Karena itulah, strategi untuk mengurangi waktu tempuh dalam perjalanan sangat dibutuhkan. Praktiknya bisa dilakukan dengan berangkat lebih pagi atau sekalian lebih siang guna menghindari jam sibuk (rush hour). Sebaliknya, pulang ke rumah bisa dilakukan lebih awal pula atau lagi-lagi sekalian lebih telat dari jam pulang kantor yang ditetapkan.

Akan tetapi, tentu saja tidak semua lokasi tinggal di kawasan DKI Jakarta dan sekitarnya memiliki kondisi lalu lintas yang sama. Jam sibuk di ruas jalan tertentu pun berbeda-beda.

Diperlukan pengetahuan (knowledge) yang relatif mendalam mengenai informasi-informasi tersebut, agar diperoleh wawasan (insight) baru yang bisa diterapkan dalam pengambilan keputusan terkait jam berangkan dan pulang kerja.

Keputusan terbaik yang diambil pun bakal berdasarkan kearifan (wisdom) untuk menghindari pemborosan bahan bakar minyak, penurunan produktivitas pekerja, peningkatan biaya kesehatan, dan kerugian akibat tekanan psikologis.

Menghindari kemacetan pakai data

Untuk mengetahui hal tersebut, Kudu mengumpulkan data dan informasi guna diproses menjadi pengetahuan. Di dalam konteks ini, data diperoleh dengan mengambil waktu tempuh dari seluruh koordinat tengah (centroid) kelurahan di wilayah Jabodetabek ke kawasan Senayan.

Pemilihan kawasan Senayan sebagai tujuan karena lokasi ini merupakan titik nol peta jalan Jakarta sekaligus diasumsikan berdekatan dengan sejumlah lokasi kerja, Gedung DPR, serta relatif dekat dengan kawasan Jalan Jenderal Sudirman dan Jalan Gatot Subroto yang merupakan sentra bisnis Ibu Kota.

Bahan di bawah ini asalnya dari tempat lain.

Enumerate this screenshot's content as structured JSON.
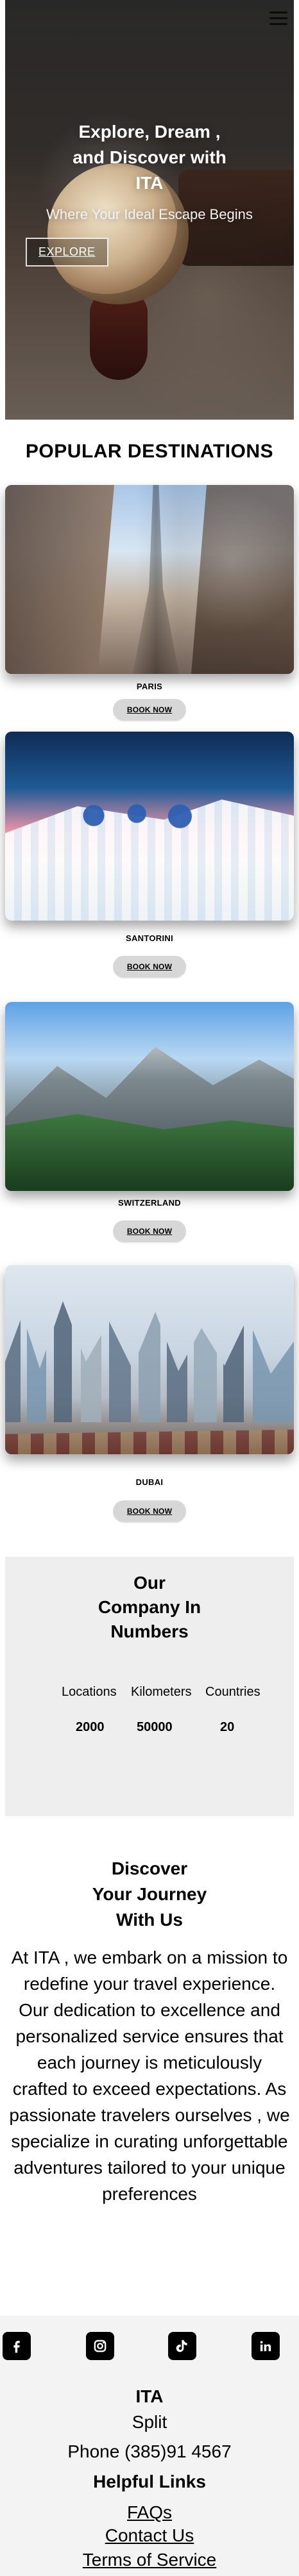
{
  "nav": {
    "menu_icon": "hamburger-menu-icon"
  },
  "hero": {
    "title": "Explore, Dream ,\nand Discover with\nITA",
    "subtitle": "Where Your Ideal Escape Begins",
    "cta_label": "EXPLORE"
  },
  "popular": {
    "title": "POPULAR DESTINATIONS",
    "items": [
      {
        "label": "PARIS",
        "button": "BOOK NOW"
      },
      {
        "label": "SANTORINI",
        "button": "BOOK NOW"
      },
      {
        "label": "SWITZERLAND",
        "button": "BOOK NOW"
      },
      {
        "label": "DUBAI",
        "button": "BOOK NOW"
      }
    ]
  },
  "numbers": {
    "title": "Our\nCompany In\nNumbers",
    "headers": [
      "Locations",
      "Kilometers",
      "Countries"
    ],
    "values": [
      "2000",
      "50000",
      "20"
    ]
  },
  "discover": {
    "title": "Discover\nYour Journey\nWith Us",
    "text": "At ITA , we embark on a mission to redefine your travel experience. Our dedication to excellence and personalized service ensures that each journey is meticulously crafted to exceed expectations. As passionate travelers ourselves , we specialize in curating unforgettable adventures tailored to your unique preferences"
  },
  "footer": {
    "social_icons": [
      "facebook-icon",
      "instagram-icon",
      "tiktok-icon",
      "linkedin-icon"
    ],
    "brand": "ITA",
    "city": "Split",
    "phone": "Phone (385)91 4567",
    "helpful_title": "Helpful Links",
    "links": [
      "FAQs",
      "Contact Us",
      "Terms of Service"
    ]
  }
}
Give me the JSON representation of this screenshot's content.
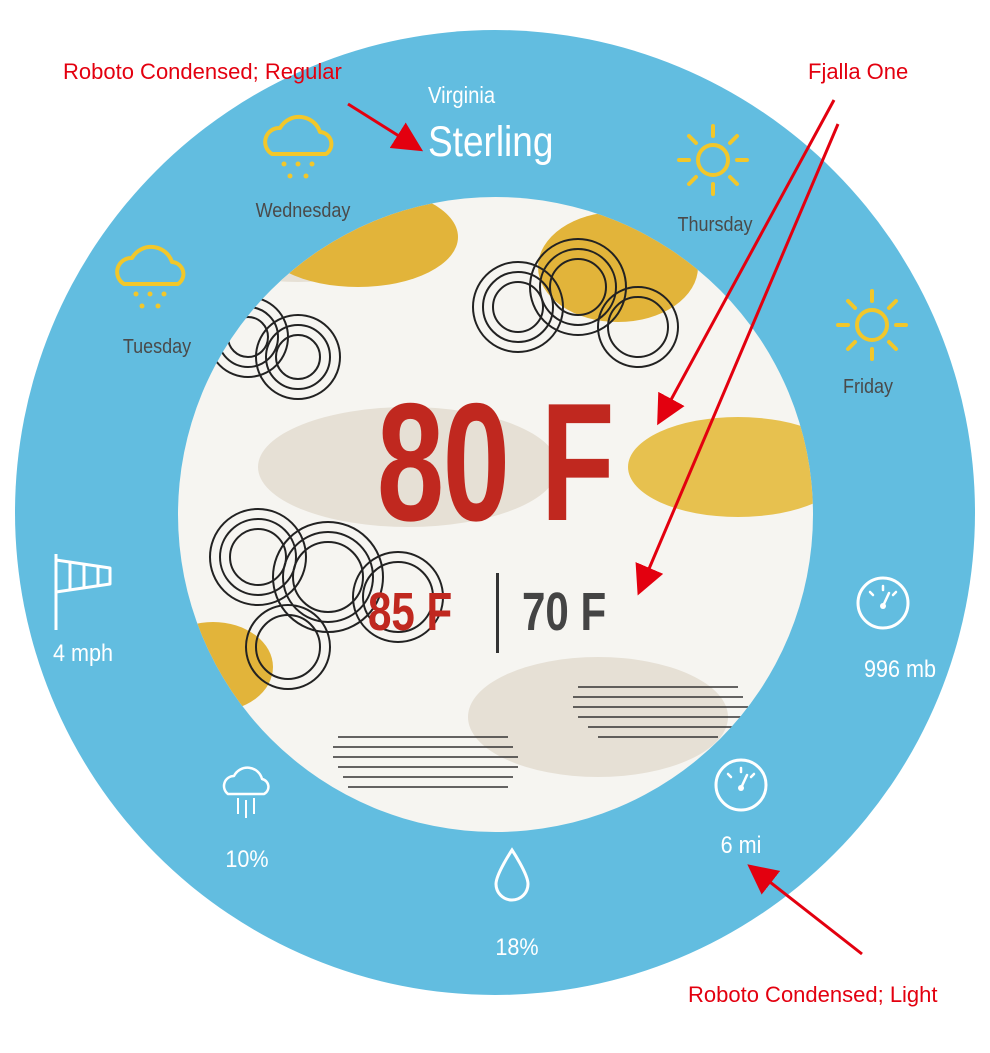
{
  "location": {
    "state": "Virginia",
    "city": "Sterling"
  },
  "current": {
    "temperature": "80 F",
    "high": "85 F",
    "low": "70 F"
  },
  "forecast": [
    {
      "day": "Tuesday",
      "icon": "rain-cloud-icon"
    },
    {
      "day": "Wednesday",
      "icon": "rain-cloud-icon"
    },
    {
      "day": "Thursday",
      "icon": "sun-icon"
    },
    {
      "day": "Friday",
      "icon": "sun-icon"
    }
  ],
  "conditions": {
    "wind": {
      "value": "4 mph",
      "icon": "windsock-icon"
    },
    "precipitation": {
      "value": "10%",
      "icon": "rain-cloud-icon"
    },
    "humidity": {
      "value": "18%",
      "icon": "droplet-icon"
    },
    "visibility": {
      "value": "6 mi",
      "icon": "gauge-icon"
    },
    "pressure": {
      "value": "996 mb",
      "icon": "gauge-icon"
    }
  },
  "annotations": {
    "top_left": "Roboto Condensed; Regular",
    "top_right": "Fjalla One",
    "bottom_right": "Roboto Condensed; Light"
  },
  "colors": {
    "ring": "#62bde0",
    "icon_yellow": "#f2c72a",
    "temp_red": "#c0281f",
    "annotation_red": "#e3000f"
  }
}
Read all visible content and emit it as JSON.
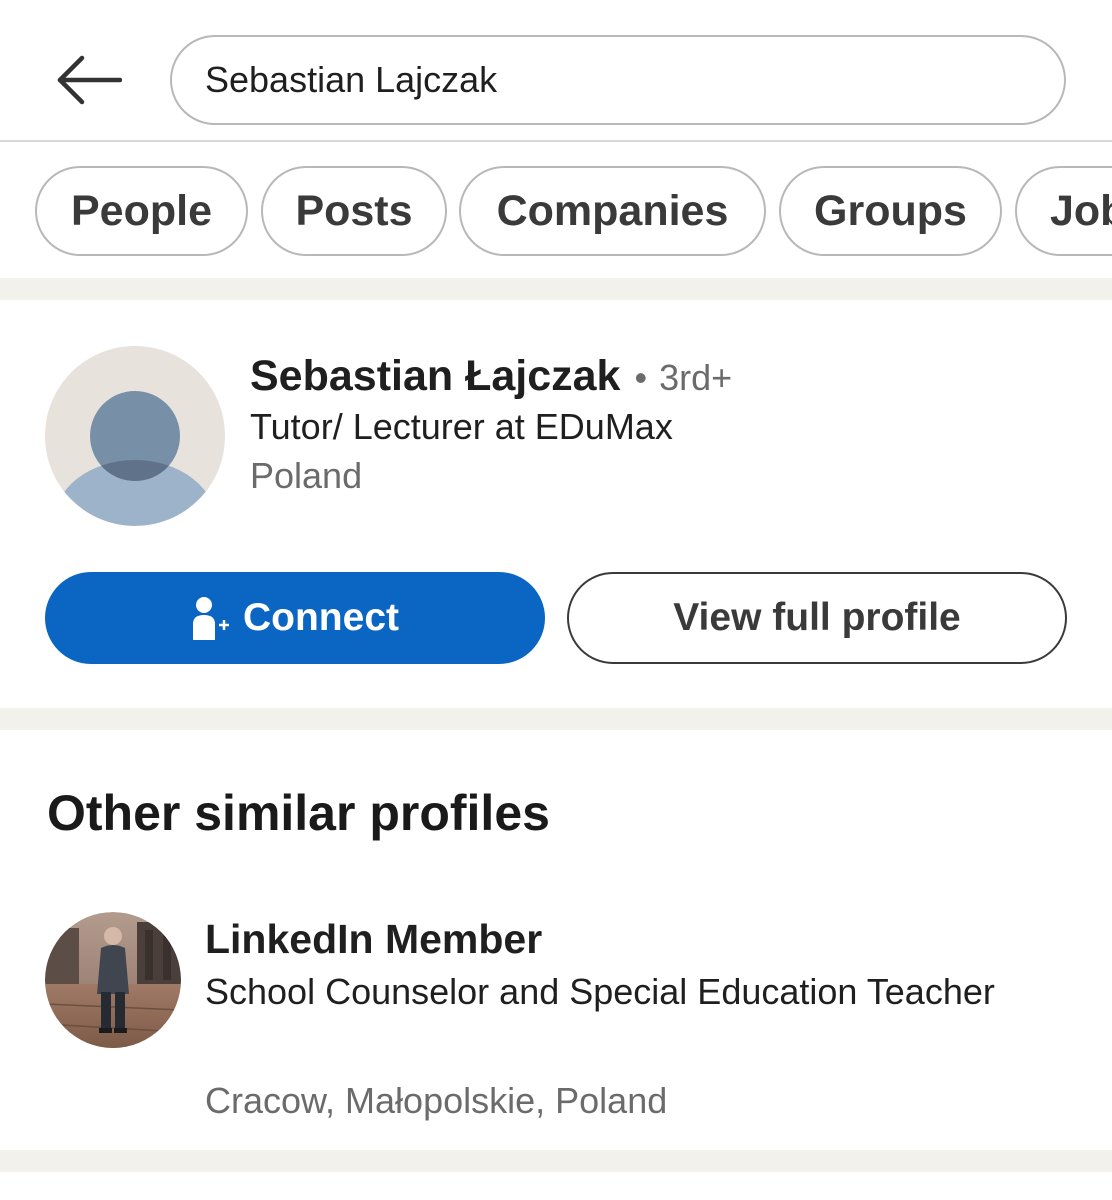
{
  "search": {
    "query": "Sebastian Lajczak"
  },
  "filters": [
    {
      "label": "People"
    },
    {
      "label": "Posts"
    },
    {
      "label": "Companies"
    },
    {
      "label": "Groups"
    },
    {
      "label": "Jobs"
    }
  ],
  "result": {
    "name": "Sebastian Łajczak",
    "separator": "•",
    "degree": "3rd+",
    "headline": "Tutor/ Lecturer at EDuMax",
    "location": "Poland",
    "avatar_icon": "default-person-avatar-icon",
    "connect_label": "Connect",
    "connect_icon": "add-person-icon",
    "view_profile_label": "View full profile"
  },
  "similar": {
    "title": "Other similar profiles",
    "items": [
      {
        "name": "LinkedIn Member",
        "headline": "School Counselor and Special Education Teacher",
        "location": "Cracow, Małopolskie, Poland"
      }
    ]
  },
  "colors": {
    "primary": "#0a66c2",
    "divider": "#f3f1ec",
    "muted_text": "#6b6b6b"
  }
}
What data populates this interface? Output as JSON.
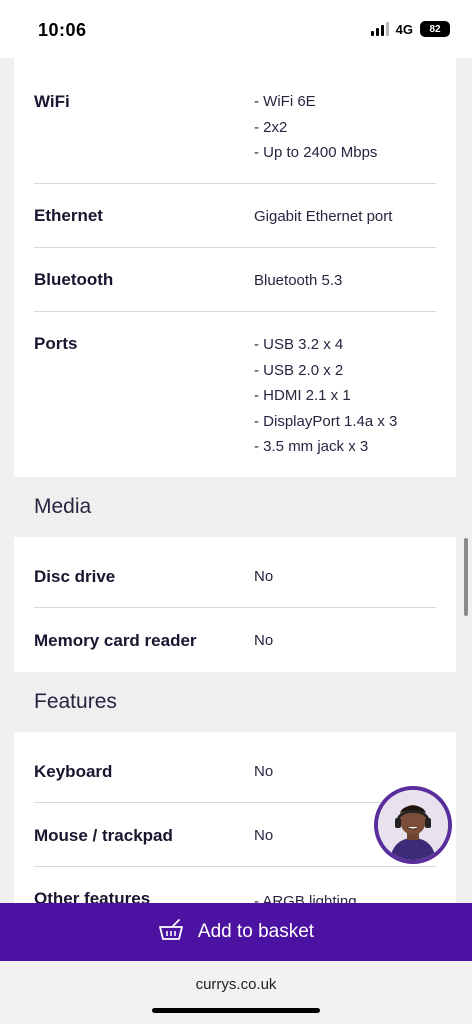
{
  "status_bar": {
    "time": "10:06",
    "network": "4G",
    "battery": "82"
  },
  "specs_connectivity": [
    {
      "label": "WiFi",
      "values": [
        "WiFi 6E",
        "2x2",
        "Up to 2400 Mbps"
      ]
    },
    {
      "label": "Ethernet",
      "value": "Gigabit Ethernet port"
    },
    {
      "label": "Bluetooth",
      "value": "Bluetooth 5.3"
    },
    {
      "label": "Ports",
      "values": [
        "USB 3.2 x 4",
        "USB 2.0 x 2",
        "HDMI 2.1 x 1",
        "DisplayPort 1.4a x 3",
        "3.5 mm jack x 3"
      ]
    }
  ],
  "media": {
    "title": "Media",
    "rows": [
      {
        "label": "Disc drive",
        "value": "No"
      },
      {
        "label": "Memory card reader",
        "value": "No"
      }
    ]
  },
  "features": {
    "title": "Features",
    "rows": [
      {
        "label": "Keyboard",
        "value": "No"
      },
      {
        "label": "Mouse / trackpad",
        "value": "No"
      },
      {
        "label": "Other features",
        "values": [
          "ARGB lighting"
        ]
      }
    ]
  },
  "basket": {
    "label": "Add to basket"
  },
  "browser": {
    "url": "currys.co.uk"
  },
  "colors": {
    "brand_purple": "#4c12a1",
    "section_bg": "#efeff0",
    "text": "#1b1530"
  },
  "icons": {
    "basket": "basket-icon",
    "support": "support-agent-avatar"
  }
}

Selain itu, Senayan juga dipilih karena di lokasi itulah tempat didirikannya sejumlah bangunan bersejarah seperti Stadion Gelora Bung Karno dan Gedung TVRI yang terkait dengan penyelenggaraan Asian Games IV/1962. Pembangunan untuk hajatan ini tercatat pula dalam sejarah sebagai peristiwa penggusuran pertama di Indonesia.

Adapun penghitungan waktu tempuh dari seluruh centroid kelurahan di wilayah Jabodetabek ke kawasan Senayan dilakukan setiap 30 menit. Proses ini dilakukan pada pukul 07.00–10.00 WIB yang didefinisikan sebagai rush hour waktu berangkat kerja.

Proses serupa dilakukan juga pada pukul 16.00–19.30 WIB yang dirumuskan sebagai jam sibuk waktu pulang kerja. Pengambilan data dilakukan dengan HERE Maps API, pada periode 8-11 November 2022.

Kedua waktu tempuh ini kemudian dinormalisasi dan dikelompokkan menggunakan metode clustering K-Means, untuk mengetahui keberadaan klaster yang menarik. 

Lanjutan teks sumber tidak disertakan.